Po risotto z kurkami (pierwsze grzybowe danie w tym sezonie – klik!) przyszła pora na makaron w pysznym śmietanowym sosie z dużą porcją leśnych grzybów. Ostatni spacer do lasu ponownie obfitował w kurki, ale znaleźliśmy też kilka przepięknych borowików. Trafiły na talerz w towarzystwie kremowej śmietanki, cebuli i białego wytrwanego wina. Wino nadaje słodkiej śmietance fajną kwasowość, która sprawia, że kremowy i łagodny sos nabiera bardziej wyrazistego charakteru.
Nie unikajcie alkoholu w potrawach zasłaniając się dziećmi (częsty przypadek w dyskusjach na ten temat).
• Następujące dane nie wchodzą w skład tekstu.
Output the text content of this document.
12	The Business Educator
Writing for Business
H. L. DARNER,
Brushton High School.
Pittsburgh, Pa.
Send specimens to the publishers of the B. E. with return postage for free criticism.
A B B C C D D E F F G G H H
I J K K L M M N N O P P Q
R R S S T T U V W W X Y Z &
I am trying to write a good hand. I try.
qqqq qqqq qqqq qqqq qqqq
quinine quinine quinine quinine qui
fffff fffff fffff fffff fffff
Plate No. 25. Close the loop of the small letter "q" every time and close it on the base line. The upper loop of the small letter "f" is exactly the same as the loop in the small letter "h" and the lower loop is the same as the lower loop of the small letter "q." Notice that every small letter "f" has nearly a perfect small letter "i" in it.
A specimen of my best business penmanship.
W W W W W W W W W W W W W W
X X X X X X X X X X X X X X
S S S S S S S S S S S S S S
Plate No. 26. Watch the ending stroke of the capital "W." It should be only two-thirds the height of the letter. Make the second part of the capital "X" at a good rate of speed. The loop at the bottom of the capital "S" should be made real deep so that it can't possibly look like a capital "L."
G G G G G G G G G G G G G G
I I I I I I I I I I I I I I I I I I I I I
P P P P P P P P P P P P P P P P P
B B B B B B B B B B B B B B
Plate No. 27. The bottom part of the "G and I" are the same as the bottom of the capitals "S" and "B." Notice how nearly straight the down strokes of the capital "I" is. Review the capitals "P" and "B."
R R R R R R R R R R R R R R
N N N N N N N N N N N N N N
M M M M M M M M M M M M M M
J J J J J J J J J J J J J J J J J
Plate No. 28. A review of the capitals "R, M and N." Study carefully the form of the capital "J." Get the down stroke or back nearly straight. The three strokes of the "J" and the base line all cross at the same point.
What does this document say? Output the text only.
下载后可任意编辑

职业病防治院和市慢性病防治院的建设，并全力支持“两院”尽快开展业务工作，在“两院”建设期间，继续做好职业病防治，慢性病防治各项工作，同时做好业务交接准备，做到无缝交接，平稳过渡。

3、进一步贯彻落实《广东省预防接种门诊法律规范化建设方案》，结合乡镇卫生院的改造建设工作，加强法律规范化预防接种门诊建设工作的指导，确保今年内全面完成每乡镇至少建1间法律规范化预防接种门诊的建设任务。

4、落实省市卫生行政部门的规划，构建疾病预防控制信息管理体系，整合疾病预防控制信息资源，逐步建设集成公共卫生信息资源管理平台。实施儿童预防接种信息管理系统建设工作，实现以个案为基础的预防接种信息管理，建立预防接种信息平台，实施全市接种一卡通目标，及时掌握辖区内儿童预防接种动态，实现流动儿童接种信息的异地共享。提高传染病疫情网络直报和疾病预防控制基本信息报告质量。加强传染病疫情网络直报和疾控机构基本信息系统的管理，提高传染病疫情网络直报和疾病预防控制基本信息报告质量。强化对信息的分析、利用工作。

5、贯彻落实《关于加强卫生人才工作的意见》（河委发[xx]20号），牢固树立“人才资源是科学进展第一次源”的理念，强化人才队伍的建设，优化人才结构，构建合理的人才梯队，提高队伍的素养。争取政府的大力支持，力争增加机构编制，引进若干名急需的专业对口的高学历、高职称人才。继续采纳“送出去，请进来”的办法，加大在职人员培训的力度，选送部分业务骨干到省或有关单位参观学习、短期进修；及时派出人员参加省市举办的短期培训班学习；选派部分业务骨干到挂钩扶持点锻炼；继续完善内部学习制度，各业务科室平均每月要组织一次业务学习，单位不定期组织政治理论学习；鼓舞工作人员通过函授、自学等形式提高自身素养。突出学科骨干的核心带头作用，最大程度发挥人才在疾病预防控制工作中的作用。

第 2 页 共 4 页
Niestety reakcje chemiczne są dosyć nieubłagane w swoich skutkach w związku z czym cały alkohol wyparuje w trakcie gotowania. Zostanie jedynie smak i aromat i to też nie w intensywności takiej jak prosto z kieliszka. Jeśli jednak nie chcecie (lub akurat nie posiadacie odpowiedniej butelki) alkohol śmiało można zastąpić warzywnym bulionem lub większą ilością śmietanki.
Do grzybów pasuje mi gałka muszkatołowa i tymianek – bardzo klasyczne połączenie smaków. Możecie również poeksperymentować z szałwią lub rozmarynem. To również takie „leśne” smaki – kojarzą mi się z dziczyzną i mięsnymi sosami z jej dodatkiem.
Za oknem deszcz ( i ciepło!) więc szykujcie się na kolejne grzybowe przepisy. Uwielbiam marynowane kurki w łagodnej zalewie octowej, więc jeśli tylko spacer okaże się obfitujący w kurkowe zbiory, zrobimy pierwsze tej jesieni marynaty.
Do dzieła!
SKŁADNIKI
(na 3 porcje)
300 g makaronu tagliatelle („wstążki”)
500 g grzybów leśnych (u mnie borowiki i kurki)
1 cebula lub 2-3 szalotki
1 ząbek czosnku
150-200 ml śmietanki (18 lub 30%)
150 ml białego wytrawnego wina*
3 łyżki posiekanej natki pietruszki
2 łyżki masła
Przyprawy: 1/3 łyżeczki tymianku, ¼ łyżeczki gałki muszkatołowej, sól i pieprz do smaku
Do posypania: twardy ser typu Parmezan lub Dziugas (starty)
*jeśli pomijamy wino to dajemy 150 ml śmietanki + 150 ml bulionu warzywnego + 1 łyżkę soku z cytryny (jeśli śmietanka będzie bardzo słodka)
PRZEPIS
Grzyby czyścimy miękką szczoteczką. Jeśli będą bardzo zapiaszczone wkładamy je do zimnej wody wymieszanej solą (1 łyżka na litr), płuczemy, odcedzamy na sicie i osuszamy z nadmiaru wody. Następnie kroimy je na grubsze plastry, mniejsze grzybki (takie jak kurki) zostawiamy w całości.
Zagotowujemy wodę na makaron (solimy!) i kiedy nasze tagliatelle będzie się gotować (gotujemy makaron al dente, aby ładnie wciągnął sos) rozpuszczamy na dużej patelni z grubym dnem 2 łyżki masła i smażymy drobno posiekaną cebulę.
Kiedy cebula się zeszkli dodajemy posiekany (lub przeciśnięty przez praskę) ząbek czosnku, smażymy jeszcze minutę i wrzucamy na patelnię grzyby. Lekko solimy, dodajemy pieprz i gałkę muszkatołową.
Grzyby dusimy około 5-7 minut (aż zmiękną) i wlewamy śmietankę oraz wino (lub wywar). Dokładnie mieszamy i gotujemy na małym ogniu, aż sos zacznie gęstnieć (około 5 minut). Jeśli stwierdzimy, że jest za gęsty wlewamy resztę śmietanki. Pod koniec gotowania dodajemy natkę pietruszki. Próbujemy i ewentualnie doprawiamy do smaku.
Odcedzony makaron dodajemy do sosu i krótko mieszamy. Po chwili wstążki powinny wciągnąć sporą część sosu.
Przed podaniem posypujemy startym serem. Gotowe!